Contamination of foods by organohalogens, in particular dioxins (PCDD and PCDF) and dioxin-like PCBs (polychlorinated biphenyls) are a real health concern for the food industry, governments and consumers alike. Dioxins are produced in natural combustion processes; while PCBs, now prohibited, are synthetic chemicals used in many industrial products. A recent EU-funded research project, disseminated via Flair-Flow, set out to investigate the disruptive effects of organohalogen food residues on the vitamin A metabolism.

Several hundred dioxins and PCBs have been identified but only about 20-30 are of toxicological concern. The most toxic dioxin is TCDD (2,3,7,8-tetrachlorodibenzo-p-dioxin).

The highest concentrations of these compounds in foods are found in fish and fish products, followed by dairy and meat products. Once introduced in living organisms, they are slowly decomposed. They tend to concentrate in the liver and adipose tissues, in particular in animals and fish and finally in man.

Human studies have shown that dioxins and dioxin-like PCBs primarily affect the skin, the liver, and the nervous system but also have some effect on cancer development, disturbance in the immune system and on the growth and development of the foetus. Reports on the influence on vitamin A metabolism are also published but knowledge on the mechanism of the detrimental effects is incomplete.

The objective of the EU project was to provide a sound scientific basis for the vitamin A (i.e. retinoid) disruptive effects of organohalogen food residues and by that to quantify the real toxicological risk to consumers.

To meet the objective, scientists led by Dr.
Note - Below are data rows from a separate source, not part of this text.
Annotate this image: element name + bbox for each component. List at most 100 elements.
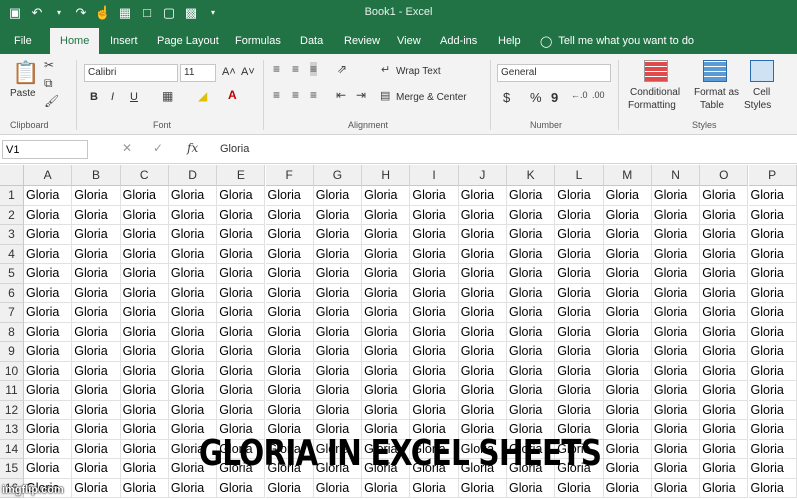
cell[interactable]: Gloria: [265, 322, 314, 342]
cell[interactable]: Gloria: [458, 186, 507, 206]
cell[interactable]: Gloria: [700, 459, 749, 479]
conditional-formatting-line1[interactable]: Conditional: [630, 87, 680, 98]
cell[interactable]: Gloria: [362, 361, 411, 381]
cell[interactable]: Gloria: [24, 205, 73, 225]
cell[interactable]: Gloria: [120, 400, 169, 420]
cell[interactable]: Gloria: [651, 459, 701, 479]
cell[interactable]: Gloria: [120, 322, 169, 342]
cell[interactable]: Gloria: [458, 264, 507, 284]
wrap-text-button[interactable]: Wrap Text: [396, 66, 441, 77]
align-bottom-icon[interactable]: ≡: [310, 62, 318, 76]
cell[interactable]: Gloria: [120, 283, 169, 303]
cell[interactable]: Gloria: [217, 303, 266, 323]
cell[interactable]: Gloria: [313, 322, 363, 342]
cell[interactable]: Gloria: [362, 478, 411, 498]
copy-icon[interactable]: ⧉: [44, 76, 53, 91]
cell[interactable]: Gloria: [458, 342, 507, 362]
cell[interactable]: Gloria: [120, 225, 169, 245]
column-header[interactable]: M: [603, 165, 652, 186]
cell[interactable]: Gloria: [72, 225, 121, 245]
cell[interactable]: Gloria: [603, 342, 652, 362]
cell[interactable]: Gloria: [168, 205, 218, 225]
cell[interactable]: Gloria: [507, 205, 556, 225]
row-header[interactable]: 3: [0, 225, 24, 245]
cell[interactable]: Gloria: [24, 459, 73, 479]
italic-button[interactable]: I: [111, 91, 114, 103]
row-header[interactable]: 8: [0, 322, 24, 342]
cell[interactable]: Gloria: [651, 400, 701, 420]
cell[interactable]: Gloria: [507, 244, 556, 264]
column-header[interactable]: H: [362, 165, 411, 186]
cell[interactable]: Gloria: [362, 264, 411, 284]
cell[interactable]: Gloria: [410, 264, 459, 284]
cell[interactable]: Gloria: [603, 322, 652, 342]
cell[interactable]: Gloria: [120, 342, 169, 362]
cell[interactable]: Gloria: [555, 478, 604, 498]
row-header[interactable]: 6: [0, 283, 24, 303]
cell[interactable]: Gloria: [410, 303, 459, 323]
cell[interactable]: Gloria: [217, 400, 266, 420]
column-header[interactable]: B: [72, 165, 121, 186]
row-header[interactable]: 14: [0, 439, 24, 459]
cell[interactable]: Gloria: [700, 361, 749, 381]
cell[interactable]: Gloria: [458, 303, 507, 323]
cell[interactable]: Gloria: [265, 361, 314, 381]
cell[interactable]: Gloria: [555, 303, 604, 323]
cell[interactable]: Gloria: [603, 205, 652, 225]
cell[interactable]: Gloria: [168, 478, 218, 498]
cell[interactable]: Gloria: [603, 303, 652, 323]
cell[interactable]: Gloria: [72, 322, 121, 342]
comma-button[interactable]: 9: [551, 90, 558, 105]
cell[interactable]: Gloria: [507, 361, 556, 381]
cell[interactable]: Gloria: [265, 400, 314, 420]
cell[interactable]: Gloria: [748, 361, 797, 381]
cell[interactable]: Gloria: [651, 244, 701, 264]
cell[interactable]: Gloria: [72, 186, 121, 206]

Abraham Brouwer at the Institute for Environmental Studies in Amsterdam, the Netherlands, studied the retinoid signalling pathway in mutated mice, the role of retinoid in early development, pathophysiology and neural development; organohalogen-induced alterations in metabolism; bioassays and biomarkers.

The results, according to the scientists, were quite surprising. They concluded that a significant part of the adverse developmental effects caused by organohalogens is mediated through disturbed processing of retinoid-controlled pathways.

The organohalogens at relatively high concentrations as tested in the laboratory induced a "functional hyper-vitaminosis A" with increased concentrations in plasma, liver and kidney, which can result in developmental abnormalities resembling the symptoms of excessive vitamin A intake.

The scientists recommended that further research should aim at investigating the possible effects of organohalogens at dietary intake levels.